🤖 AI Summary
This paper studies the Prize-Collecting Traveling Salesman Problem (PCTSP), which jointly optimizes tour length and penalty costs for unvisited vertices. To overcome the long-standing 1.774 approximation barrier, we propose a novel analytical framework integrating tree decomposition, structured pruning, Eulerian augmentation, and parity correction, augmented with refined probabilistic analysis and the golden ratio bounding technique. Our approach achieves the first polynomial-time approximation ratio of 1.599 for PCTSP—breaking the theoretical 1.6 threshold—and improves the approximation ratio for the Prize-Collecting Stroll from 1.926 to 1.6662. Both results constitute the current state-of-the-art, representing a significant advance in the approximability of PCTSP and its variants.
📝 Abstract
Prize-Collecting TSP is a variant of the traveling salesperson problem where one may drop vertices from the tour at the cost of vertex-dependent penalties.
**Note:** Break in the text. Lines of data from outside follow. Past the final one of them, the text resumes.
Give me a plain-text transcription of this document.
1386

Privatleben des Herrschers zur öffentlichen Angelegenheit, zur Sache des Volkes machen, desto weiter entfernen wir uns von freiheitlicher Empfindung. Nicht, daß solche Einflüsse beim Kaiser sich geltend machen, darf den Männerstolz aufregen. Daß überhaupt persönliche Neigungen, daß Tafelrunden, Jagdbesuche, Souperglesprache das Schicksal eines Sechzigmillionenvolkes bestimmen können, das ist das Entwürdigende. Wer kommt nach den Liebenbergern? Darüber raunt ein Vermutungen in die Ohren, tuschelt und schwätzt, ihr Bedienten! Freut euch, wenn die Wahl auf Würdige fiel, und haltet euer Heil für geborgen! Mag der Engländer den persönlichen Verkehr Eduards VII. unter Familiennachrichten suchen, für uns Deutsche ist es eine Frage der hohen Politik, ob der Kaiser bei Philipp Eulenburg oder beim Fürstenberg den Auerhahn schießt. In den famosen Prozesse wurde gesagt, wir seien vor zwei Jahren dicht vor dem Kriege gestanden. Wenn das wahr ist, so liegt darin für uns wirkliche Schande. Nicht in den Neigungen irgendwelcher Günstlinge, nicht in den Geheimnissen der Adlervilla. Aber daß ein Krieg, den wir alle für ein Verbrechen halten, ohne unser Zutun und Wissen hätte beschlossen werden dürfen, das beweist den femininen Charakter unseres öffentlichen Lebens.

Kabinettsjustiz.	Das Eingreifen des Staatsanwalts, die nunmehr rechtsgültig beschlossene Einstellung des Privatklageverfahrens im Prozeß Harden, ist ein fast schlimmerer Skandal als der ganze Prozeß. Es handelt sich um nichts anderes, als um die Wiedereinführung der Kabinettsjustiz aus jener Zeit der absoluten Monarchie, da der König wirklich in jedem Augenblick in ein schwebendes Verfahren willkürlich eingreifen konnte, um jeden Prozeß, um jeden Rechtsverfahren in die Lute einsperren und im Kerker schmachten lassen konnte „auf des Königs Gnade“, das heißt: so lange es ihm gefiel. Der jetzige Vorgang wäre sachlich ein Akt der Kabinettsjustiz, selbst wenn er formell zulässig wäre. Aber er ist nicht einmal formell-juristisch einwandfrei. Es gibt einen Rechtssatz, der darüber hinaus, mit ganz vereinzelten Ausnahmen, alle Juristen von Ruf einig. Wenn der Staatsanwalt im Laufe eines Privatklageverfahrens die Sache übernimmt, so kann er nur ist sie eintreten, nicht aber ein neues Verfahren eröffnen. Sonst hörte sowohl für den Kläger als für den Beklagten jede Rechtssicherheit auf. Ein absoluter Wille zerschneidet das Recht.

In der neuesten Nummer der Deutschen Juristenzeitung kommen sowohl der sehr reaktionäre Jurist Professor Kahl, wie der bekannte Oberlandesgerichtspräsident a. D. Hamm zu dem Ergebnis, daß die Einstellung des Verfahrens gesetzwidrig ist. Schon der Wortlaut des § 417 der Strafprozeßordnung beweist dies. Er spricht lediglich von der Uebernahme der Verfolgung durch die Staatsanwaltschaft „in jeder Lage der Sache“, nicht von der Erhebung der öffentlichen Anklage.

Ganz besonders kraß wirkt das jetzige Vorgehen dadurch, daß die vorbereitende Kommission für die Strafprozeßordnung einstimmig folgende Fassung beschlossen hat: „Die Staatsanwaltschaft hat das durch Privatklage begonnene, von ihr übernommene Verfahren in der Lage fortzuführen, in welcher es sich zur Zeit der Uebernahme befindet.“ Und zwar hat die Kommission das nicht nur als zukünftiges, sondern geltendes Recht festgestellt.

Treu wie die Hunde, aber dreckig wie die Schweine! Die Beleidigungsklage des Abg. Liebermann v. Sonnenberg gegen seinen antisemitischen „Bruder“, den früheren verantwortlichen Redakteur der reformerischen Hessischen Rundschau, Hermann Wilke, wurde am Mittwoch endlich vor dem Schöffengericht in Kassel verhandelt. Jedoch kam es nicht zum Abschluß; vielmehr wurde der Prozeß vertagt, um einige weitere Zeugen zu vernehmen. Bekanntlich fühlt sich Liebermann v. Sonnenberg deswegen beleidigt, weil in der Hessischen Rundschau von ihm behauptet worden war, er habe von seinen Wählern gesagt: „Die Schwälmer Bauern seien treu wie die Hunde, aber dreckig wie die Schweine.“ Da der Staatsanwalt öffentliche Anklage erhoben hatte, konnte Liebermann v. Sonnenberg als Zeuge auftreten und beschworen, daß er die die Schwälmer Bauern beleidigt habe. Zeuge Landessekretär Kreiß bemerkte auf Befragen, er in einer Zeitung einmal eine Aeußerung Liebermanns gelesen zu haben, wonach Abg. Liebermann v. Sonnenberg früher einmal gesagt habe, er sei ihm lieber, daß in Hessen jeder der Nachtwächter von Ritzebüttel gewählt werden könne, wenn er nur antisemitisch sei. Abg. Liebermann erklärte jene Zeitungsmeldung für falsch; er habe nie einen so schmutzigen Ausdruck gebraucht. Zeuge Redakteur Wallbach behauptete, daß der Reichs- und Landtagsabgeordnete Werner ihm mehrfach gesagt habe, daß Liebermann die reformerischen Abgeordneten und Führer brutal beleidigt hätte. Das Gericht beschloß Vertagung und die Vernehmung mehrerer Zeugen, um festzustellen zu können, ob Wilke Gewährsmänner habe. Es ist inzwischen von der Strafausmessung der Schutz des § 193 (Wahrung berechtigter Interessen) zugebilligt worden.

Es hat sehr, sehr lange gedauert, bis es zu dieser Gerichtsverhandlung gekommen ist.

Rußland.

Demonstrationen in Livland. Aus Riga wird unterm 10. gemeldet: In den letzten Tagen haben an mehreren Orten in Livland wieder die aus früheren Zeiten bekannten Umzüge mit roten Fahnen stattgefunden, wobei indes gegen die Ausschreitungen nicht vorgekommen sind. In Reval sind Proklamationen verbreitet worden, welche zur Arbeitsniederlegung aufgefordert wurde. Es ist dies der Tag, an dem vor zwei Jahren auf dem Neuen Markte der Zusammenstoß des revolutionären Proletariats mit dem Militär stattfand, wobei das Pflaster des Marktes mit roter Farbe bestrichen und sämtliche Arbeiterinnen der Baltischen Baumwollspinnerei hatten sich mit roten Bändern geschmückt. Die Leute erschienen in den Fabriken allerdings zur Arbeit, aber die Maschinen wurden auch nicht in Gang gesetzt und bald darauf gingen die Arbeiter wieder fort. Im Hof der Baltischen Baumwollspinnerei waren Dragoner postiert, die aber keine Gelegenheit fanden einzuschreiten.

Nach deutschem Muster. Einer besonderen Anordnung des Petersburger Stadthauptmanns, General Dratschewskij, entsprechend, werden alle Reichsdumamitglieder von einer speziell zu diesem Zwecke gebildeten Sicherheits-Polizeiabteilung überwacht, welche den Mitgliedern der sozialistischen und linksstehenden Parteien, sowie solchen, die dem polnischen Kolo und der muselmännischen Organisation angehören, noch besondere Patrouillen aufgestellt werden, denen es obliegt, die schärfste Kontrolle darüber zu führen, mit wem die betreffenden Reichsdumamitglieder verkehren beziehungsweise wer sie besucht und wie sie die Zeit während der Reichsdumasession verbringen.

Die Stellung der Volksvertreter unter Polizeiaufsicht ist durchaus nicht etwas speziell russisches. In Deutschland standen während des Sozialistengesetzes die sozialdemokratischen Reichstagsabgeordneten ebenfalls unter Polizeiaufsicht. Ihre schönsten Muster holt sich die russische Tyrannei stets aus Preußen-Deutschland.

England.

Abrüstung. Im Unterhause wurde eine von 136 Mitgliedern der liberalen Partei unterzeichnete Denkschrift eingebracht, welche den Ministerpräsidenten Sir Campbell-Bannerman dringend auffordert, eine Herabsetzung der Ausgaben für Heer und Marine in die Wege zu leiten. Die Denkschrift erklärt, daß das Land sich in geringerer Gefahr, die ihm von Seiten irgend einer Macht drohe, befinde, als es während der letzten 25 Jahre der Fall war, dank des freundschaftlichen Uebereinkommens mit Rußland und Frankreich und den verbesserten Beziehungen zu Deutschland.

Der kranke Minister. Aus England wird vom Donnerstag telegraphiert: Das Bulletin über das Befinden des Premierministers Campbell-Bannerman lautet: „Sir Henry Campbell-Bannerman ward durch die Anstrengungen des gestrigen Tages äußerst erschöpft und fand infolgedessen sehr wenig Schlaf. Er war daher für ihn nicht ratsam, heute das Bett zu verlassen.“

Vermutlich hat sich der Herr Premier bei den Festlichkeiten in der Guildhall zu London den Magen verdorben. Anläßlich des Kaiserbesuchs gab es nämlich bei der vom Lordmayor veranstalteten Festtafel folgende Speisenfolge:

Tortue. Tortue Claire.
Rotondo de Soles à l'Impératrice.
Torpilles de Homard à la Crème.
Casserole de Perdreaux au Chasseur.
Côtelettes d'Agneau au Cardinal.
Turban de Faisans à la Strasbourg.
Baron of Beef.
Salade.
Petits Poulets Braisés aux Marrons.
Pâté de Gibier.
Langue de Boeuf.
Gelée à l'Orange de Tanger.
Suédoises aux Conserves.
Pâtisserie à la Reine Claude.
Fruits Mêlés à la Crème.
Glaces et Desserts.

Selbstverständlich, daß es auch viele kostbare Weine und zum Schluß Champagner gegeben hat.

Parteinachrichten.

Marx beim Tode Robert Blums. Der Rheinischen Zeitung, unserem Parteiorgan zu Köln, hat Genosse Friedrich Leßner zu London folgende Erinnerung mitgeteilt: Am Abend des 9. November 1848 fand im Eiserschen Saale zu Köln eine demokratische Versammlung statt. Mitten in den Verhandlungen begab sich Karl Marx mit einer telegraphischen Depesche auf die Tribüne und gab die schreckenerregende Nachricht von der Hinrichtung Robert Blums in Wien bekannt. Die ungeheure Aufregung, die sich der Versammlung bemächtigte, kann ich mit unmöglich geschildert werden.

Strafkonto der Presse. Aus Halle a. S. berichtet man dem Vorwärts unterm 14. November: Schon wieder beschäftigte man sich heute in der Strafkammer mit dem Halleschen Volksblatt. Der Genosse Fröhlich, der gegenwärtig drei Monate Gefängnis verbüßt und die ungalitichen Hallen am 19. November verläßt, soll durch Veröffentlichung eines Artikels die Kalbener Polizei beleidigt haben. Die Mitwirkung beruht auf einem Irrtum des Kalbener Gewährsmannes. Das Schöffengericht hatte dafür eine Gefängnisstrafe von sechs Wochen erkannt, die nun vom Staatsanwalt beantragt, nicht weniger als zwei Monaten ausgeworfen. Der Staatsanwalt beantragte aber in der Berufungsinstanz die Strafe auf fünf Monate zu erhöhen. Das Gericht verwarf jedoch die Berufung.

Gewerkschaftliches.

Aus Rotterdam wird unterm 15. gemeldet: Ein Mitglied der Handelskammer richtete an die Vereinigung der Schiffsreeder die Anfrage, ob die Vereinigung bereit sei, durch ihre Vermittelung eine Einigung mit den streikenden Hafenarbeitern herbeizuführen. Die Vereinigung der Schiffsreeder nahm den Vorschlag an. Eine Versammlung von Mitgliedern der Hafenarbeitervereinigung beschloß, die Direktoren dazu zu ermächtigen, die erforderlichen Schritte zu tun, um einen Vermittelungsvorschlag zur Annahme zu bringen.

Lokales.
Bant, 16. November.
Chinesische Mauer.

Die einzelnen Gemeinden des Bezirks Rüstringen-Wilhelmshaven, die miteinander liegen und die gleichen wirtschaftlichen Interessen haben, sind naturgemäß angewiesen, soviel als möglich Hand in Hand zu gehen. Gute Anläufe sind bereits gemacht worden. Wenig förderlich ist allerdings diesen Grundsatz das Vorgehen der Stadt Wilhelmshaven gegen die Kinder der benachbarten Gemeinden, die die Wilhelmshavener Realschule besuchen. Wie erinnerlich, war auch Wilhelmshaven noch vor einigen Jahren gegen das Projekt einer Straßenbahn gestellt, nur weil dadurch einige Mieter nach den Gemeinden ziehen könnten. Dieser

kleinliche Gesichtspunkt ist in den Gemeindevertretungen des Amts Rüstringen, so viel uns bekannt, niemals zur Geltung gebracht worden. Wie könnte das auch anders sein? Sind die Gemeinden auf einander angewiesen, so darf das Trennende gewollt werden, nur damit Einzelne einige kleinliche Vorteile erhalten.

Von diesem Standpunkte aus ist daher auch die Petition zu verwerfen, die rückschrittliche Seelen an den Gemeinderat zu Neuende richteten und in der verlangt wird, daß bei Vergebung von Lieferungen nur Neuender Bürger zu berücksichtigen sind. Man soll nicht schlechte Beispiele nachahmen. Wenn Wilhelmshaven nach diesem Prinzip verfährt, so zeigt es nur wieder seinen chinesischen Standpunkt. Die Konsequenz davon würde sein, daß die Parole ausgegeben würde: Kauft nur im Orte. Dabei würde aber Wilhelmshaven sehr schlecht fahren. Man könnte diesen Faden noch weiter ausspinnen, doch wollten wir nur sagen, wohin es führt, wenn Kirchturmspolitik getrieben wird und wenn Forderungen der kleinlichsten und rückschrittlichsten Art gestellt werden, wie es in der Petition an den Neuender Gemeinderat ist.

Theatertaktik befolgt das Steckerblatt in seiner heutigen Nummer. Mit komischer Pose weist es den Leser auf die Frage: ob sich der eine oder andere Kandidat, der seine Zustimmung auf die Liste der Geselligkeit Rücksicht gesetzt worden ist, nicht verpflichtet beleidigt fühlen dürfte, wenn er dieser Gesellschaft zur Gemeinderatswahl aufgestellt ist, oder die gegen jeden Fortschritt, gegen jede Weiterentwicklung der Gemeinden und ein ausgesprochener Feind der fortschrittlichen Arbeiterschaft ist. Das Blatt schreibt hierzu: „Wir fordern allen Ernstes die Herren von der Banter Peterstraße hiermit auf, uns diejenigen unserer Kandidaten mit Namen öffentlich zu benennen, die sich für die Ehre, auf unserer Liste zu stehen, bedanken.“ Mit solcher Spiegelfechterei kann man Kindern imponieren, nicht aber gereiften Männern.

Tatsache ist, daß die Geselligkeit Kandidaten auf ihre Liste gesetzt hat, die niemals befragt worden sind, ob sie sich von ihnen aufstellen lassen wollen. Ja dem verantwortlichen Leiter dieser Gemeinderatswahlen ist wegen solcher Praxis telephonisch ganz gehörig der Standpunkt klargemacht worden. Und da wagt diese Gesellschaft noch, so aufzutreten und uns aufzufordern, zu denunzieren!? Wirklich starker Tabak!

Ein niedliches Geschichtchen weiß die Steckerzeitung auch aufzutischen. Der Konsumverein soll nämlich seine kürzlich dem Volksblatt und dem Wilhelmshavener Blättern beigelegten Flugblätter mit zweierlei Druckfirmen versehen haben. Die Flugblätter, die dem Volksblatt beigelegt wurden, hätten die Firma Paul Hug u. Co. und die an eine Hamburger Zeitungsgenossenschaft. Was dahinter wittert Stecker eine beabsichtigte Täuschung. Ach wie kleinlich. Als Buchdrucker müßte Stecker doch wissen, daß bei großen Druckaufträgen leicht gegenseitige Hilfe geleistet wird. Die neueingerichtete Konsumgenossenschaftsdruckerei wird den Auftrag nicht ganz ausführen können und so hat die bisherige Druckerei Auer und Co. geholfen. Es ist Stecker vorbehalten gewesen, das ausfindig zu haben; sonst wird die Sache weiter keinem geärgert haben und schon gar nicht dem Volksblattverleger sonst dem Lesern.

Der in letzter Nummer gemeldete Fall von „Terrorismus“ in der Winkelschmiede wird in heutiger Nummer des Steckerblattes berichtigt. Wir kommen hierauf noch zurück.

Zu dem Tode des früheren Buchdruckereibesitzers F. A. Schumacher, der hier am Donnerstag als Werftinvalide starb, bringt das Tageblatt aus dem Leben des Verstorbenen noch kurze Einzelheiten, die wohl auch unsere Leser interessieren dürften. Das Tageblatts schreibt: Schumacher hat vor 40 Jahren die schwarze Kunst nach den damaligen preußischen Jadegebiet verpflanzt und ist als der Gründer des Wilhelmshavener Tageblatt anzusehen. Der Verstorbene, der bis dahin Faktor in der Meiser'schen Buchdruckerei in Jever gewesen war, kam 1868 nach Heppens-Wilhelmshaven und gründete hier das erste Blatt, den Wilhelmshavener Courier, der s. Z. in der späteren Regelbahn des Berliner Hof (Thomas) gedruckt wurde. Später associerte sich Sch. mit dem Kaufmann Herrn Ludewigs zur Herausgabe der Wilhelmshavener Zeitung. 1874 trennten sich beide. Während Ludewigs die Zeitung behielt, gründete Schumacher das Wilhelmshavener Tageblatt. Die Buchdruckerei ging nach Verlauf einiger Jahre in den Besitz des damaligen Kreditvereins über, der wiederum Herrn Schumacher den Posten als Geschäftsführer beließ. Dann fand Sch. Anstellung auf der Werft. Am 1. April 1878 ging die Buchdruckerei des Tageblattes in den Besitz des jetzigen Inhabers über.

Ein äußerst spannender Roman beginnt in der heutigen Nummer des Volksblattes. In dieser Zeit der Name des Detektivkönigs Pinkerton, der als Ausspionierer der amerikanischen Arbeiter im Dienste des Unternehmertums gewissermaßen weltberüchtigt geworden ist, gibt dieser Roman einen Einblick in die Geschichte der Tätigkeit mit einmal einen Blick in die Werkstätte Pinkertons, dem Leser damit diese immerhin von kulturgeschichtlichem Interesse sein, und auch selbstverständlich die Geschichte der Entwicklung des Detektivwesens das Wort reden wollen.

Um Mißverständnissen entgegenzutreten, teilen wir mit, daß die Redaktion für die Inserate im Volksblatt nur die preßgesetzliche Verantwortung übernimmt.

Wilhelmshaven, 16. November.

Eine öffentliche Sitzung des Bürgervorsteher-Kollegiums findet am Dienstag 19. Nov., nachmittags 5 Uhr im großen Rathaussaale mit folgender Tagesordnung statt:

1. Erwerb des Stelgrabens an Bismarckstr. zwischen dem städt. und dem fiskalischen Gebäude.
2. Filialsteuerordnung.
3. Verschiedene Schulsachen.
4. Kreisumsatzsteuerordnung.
The quality of a solution is then measured by adding the length of the tour and the sum of all penalties of vertices that are not visited. We present a polynomial-time approximation algorithm with an approximation guarantee slightly below $1.6$, where the guarantee is with respect to the natural linear programming relaxation of the problem. This improves upon the previous best-known approximation ratio of $1.774$. Our approach is based on a known decomposition for solutions of this linear relaxation into rooted trees. Our algorithm takes a tree from this decomposition and then performs a pruning step before doing parity correction on the remainder. Using a simple analysis, we bound the approximation guarantee of the proposed algorithm by $(1+sqrt{5})/2 approx 1.618$, the golden ratio. With some additional technical care we further improve it to $1.599$. Furthermore, we show that for the path version of Prize-Collecting TSP (known as Prize-Collecting Stroll) our approach yields an approximation guarantee of 1.6662, improving upon the previous best-known guarantee of 1.926.